2
Design Overview
anti edited this page 2026-04-18 06:08:17 -04:00

Design Overview

A short tour of how DECNET is split into processes and why. For knob-level detail see Environment-Variables; for storage internals see Database-Drivers.

The microservice split

DECNET runs as a small constellation of workers around a FastAPI process. Each worker is a first-class CLI subcommand and can also be embedded in the API process for simple single-host deploys.

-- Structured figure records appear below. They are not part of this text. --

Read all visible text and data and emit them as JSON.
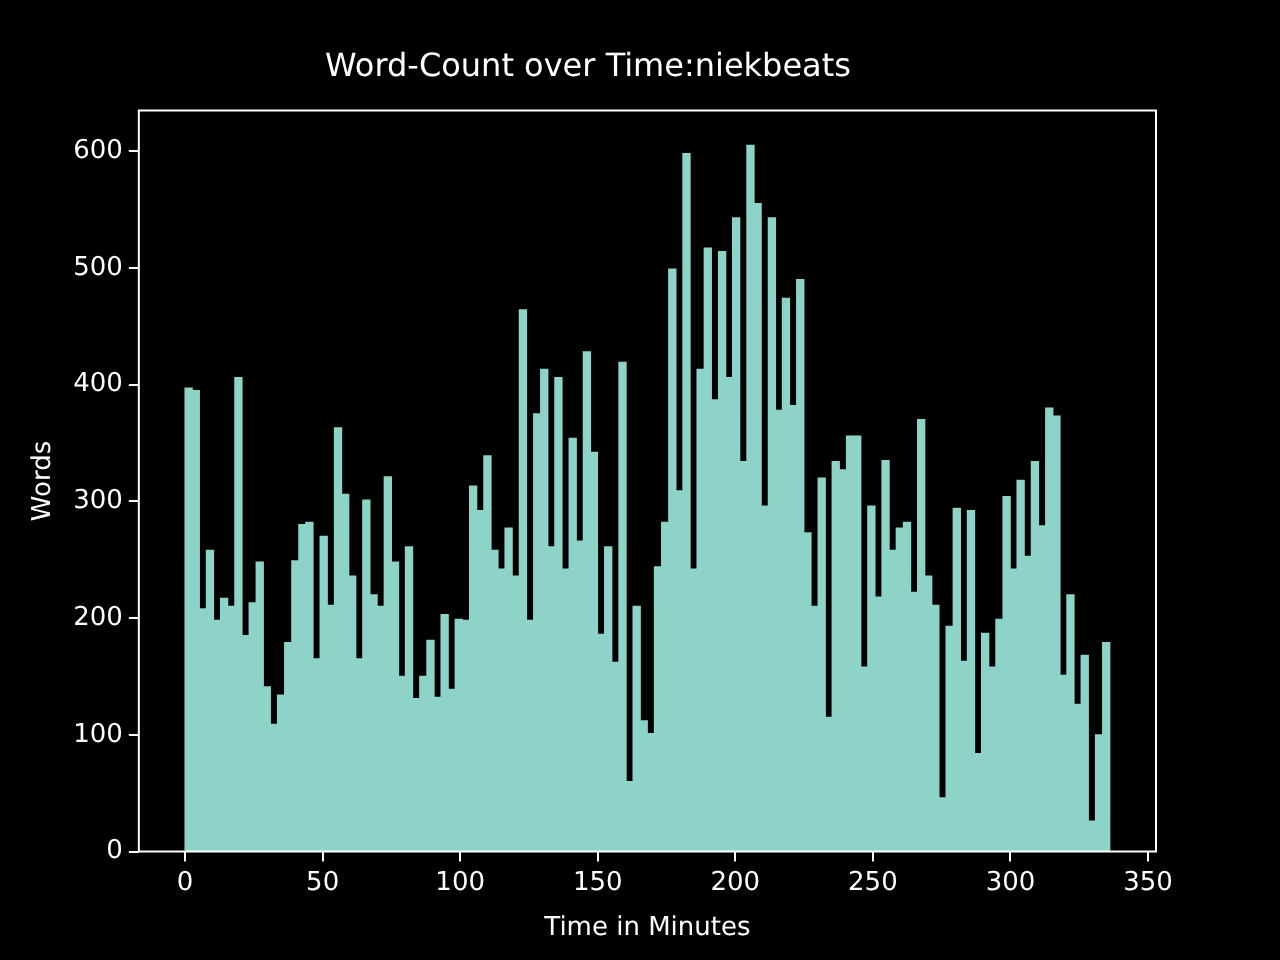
{
  "chart_data": {
    "type": "histogram",
    "title": "Word-Count over Time:niekbeats",
    "xlabel": "Time in Minutes",
    "ylabel": "Words",
    "color": "#8dd3c7",
    "bins": [
      0,
      2.6,
      5.2,
      7.8,
      10.3,
      12.9,
      15.5,
      18.1,
      20.7,
      23.3,
      25.9,
      28.4,
      31.0,
      33.6,
      36.2,
      38.8,
      41.4,
      43.9,
      46.5,
      49.1,
      51.7,
      54.3,
      56.9,
      59.5,
      62.0,
      64.6,
      67.2,
      69.8,
      72.4,
      75.0,
      77.6,
      80.1,
      82.7,
      85.3,
      87.9,
      90.5,
      93.1,
      95.6,
      98.2,
      100.8,
      103.4,
      106.0,
      108.6,
      111.2,
      113.7,
      116.3,
      118.9,
      121.5,
      124.1,
      126.7,
      129.3,
      131.8,
      134.4,
      137.0,
      139.6,
      142.2,
      144.8,
      147.3,
      149.9,
      152.5,
      155.1,
      157.7,
      160.3,
      162.9,
      165.4,
      168.0,
      170.6,
      173.2,
      175.8,
      178.4,
      181.0,
      183.5,
      186.1,
      188.7,
      191.3,
      193.9,
      196.5,
      199.0,
      201.6,
      204.2,
      206.8,
      209.4,
      212.0,
      214.6,
      217.1,
      219.7,
      222.3,
      224.9,
      227.5,
      230.1,
      232.7,
      235.2,
      237.8,
      240.4,
      243.0,
      245.6,
      248.2,
      250.7,
      253.3,
      255.9,
      258.5,
      261.1,
      263.7,
      266.3,
      268.8,
      271.4,
      274.0,
      276.6,
      279.2,
      281.8,
      284.4,
      286.9,
      289.5,
      292.1,
      294.7,
      297.3,
      299.9,
      302.4,
      305.0,
      307.6,
      310.2,
      312.8,
      315.4,
      318.0,
      320.5,
      323.1,
      325.7,
      328.3,
      330.9,
      333.5,
      336.1
    ],
    "values": [
      397,
      395,
      208,
      258,
      198,
      217,
      210,
      406,
      185,
      213,
      248,
      141,
      109,
      134,
      179,
      249,
      280,
      282,
      165,
      270,
      211,
      363,
      306,
      236,
      165,
      301,
      220,
      210,
      321,
      248,
      150,
      261,
      131,
      150,
      181,
      132,
      203,
      139,
      199,
      198,
      313,
      292,
      339,
      258,
      242,
      277,
      236,
      464,
      198,
      375,
      413,
      261,
      406,
      242,
      354,
      266,
      428,
      342,
      186,
      261,
      162,
      419,
      60,
      210,
      112,
      101,
      244,
      282,
      499,
      309,
      598,
      242,
      413,
      517,
      387,
      514,
      406,
      543,
      334,
      605,
      555,
      296,
      543,
      378,
      474,
      382,
      490,
      273,
      210,
      320,
      115,
      334,
      327,
      356,
      356,
      158,
      296,
      218,
      335,
      258,
      277,
      282,
      222,
      370,
      236,
      211,
      46,
      193,
      294,
      163,
      292,
      84,
      187,
      158,
      199,
      304,
      242,
      318,
      253,
      334,
      279,
      380,
      373,
      151,
      220,
      126,
      168,
      26,
      100,
      179
    ],
    "xlim": [
      -16.8,
      352.9
    ],
    "xticks": [
      0,
      50,
      100,
      150,
      200,
      250,
      300,
      350
    ],
    "ylim": [
      0,
      635
    ],
    "yticks": [
      0,
      100,
      200,
      300,
      400,
      500,
      600
    ],
    "grid": false,
    "legend": false
  }
}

Subsystem Launch standalone Embed in API Primary job
Web / API decnet web --daemon (this is the host) FastAPI app, dashboard, REST endpoints
Collector decnet collect --daemon always runs Ingest RFC 5424 syslog from deckies
Correlator decnet correlate --daemon always runs Session + attacker correlation
Profiler decnet profiler --daemon DECNET_EMBED_PROFILER=1 Attacker profiling / scoring
Sniffer decnet sniffer --daemon DECNET_EMBED_SNIFFER=1 Passive PCAP on the decoy bridge
Prober decnet probe --daemon always runs Active realism checks
Mutator decnet mutate --daemon --watch always runs Runtime fleet mutation

Every worker is also how decnet deploy spawns them — the deploy path shells out to python -m decnet.cli <worker> --daemon so there is exactly one code path, whether you run interactively or under systemd.

Why split them at all

Resilience

A crashed sniffer must not take the API down. A stuck profiler must not block an attacker write from the collector. Splitting into processes gives us the usual crash-domain isolation: supervise each unit under systemd (see Systemd-Setup), restart on its own schedule.

Scaling

In UNIHOST mode everything lives on one machine. In SWARM / MULTIHOST mode the heavy workers (sniffer, profiler) can move to dedicated hosts while the API stays on the public-facing bridge. Because each worker reads the same repository via get_repository(), they are effectively stateless w.r.t. each other — they coordinate through the DB, not through shared memory.

Write-load isolation

The API serves reads; the collector, correlator, and profiler are write-heavy. Under SQLite, single-writer contention was the #1 latency source when everything ran in-process. Breaking the writers out and letting them hold short transactions independently drops lock contention dramatically. If you outgrow even that, flip DECNET_DB_TYPE=mysql.

Observability

Each subsystem emits its own RFC 5424 stream tagged with its own APP-NAME (decnet.collector, decnet.sniffer, decnet.profiler, …). That makes triage in the SIEM mechanical: filter by app, not by guesswork. Embedded mode muddies this because everything shares the API process.

Embed mode

For dev and for the smallest possible single-host deploy, two workers can run inside the FastAPI process:

  • DECNET_EMBED_PROFILER=1 — profiler starts in a thread on app startup.
  • DECNET_EMBED_SNIFFER=1 — sniffer starts in a thread on app startup.

These are off by default. The rest of the constellation (collector, correlator, prober, mutator) always runs as standalone processes — decnet deploy supervises them through a small process registry in decnet/cli.py::_service_registry, which respawns any unit that dies. Embed mode exists only for the profiler and the sniffer, which are the two workers cheap enough to live in-process during dev.

The duplication risk

Do not run embed mode and the standalone worker at the same time. That is how you get:

  • Duplicated events — both sniffer copies persist the same packet.
  • Skipped events — both profilers race on the same attacker row; one loses.

The env doc (Environment-Variables) flags this explicitly. The rule: pick one mode per host per worker. Systemd units shipped under deploy/ assume standalone.

Storage layer — the short version

DECNET uses a single repository pattern:

  • SQLModelRepository is the base class. It holds all SQLModel / SQLAlchemy logic, queries, and transactions that are portable.
  • SQLiteRepository and MySQLRepository subclass it and override only the dialect-specific bits (pragmas, pool config, upsert flavor).
  • get_repository() in decnet/web/db/factory.py picks one based on DECNET_DB_TYPE (sqlite or mysql) and wraps it with telemetry.
  • FastAPI routes take the repo via the get_repo dependency in decnet/web/dependencies.py.

Never import SQLiteRepository directly. See Database-Drivers for schema, migration, and tuning.

Going deeper

The development/ directory in the repo has low-level flow material that is too noisy to mirror here:

  • development/execution_graphs.md — per-command call graphs.
  • development/complete_execution_graph.md — one big graph across the whole system.
  • development/ast_graph.md — static call/symbol graph.

If you are chasing a bug across subsystem boundaries, start from those.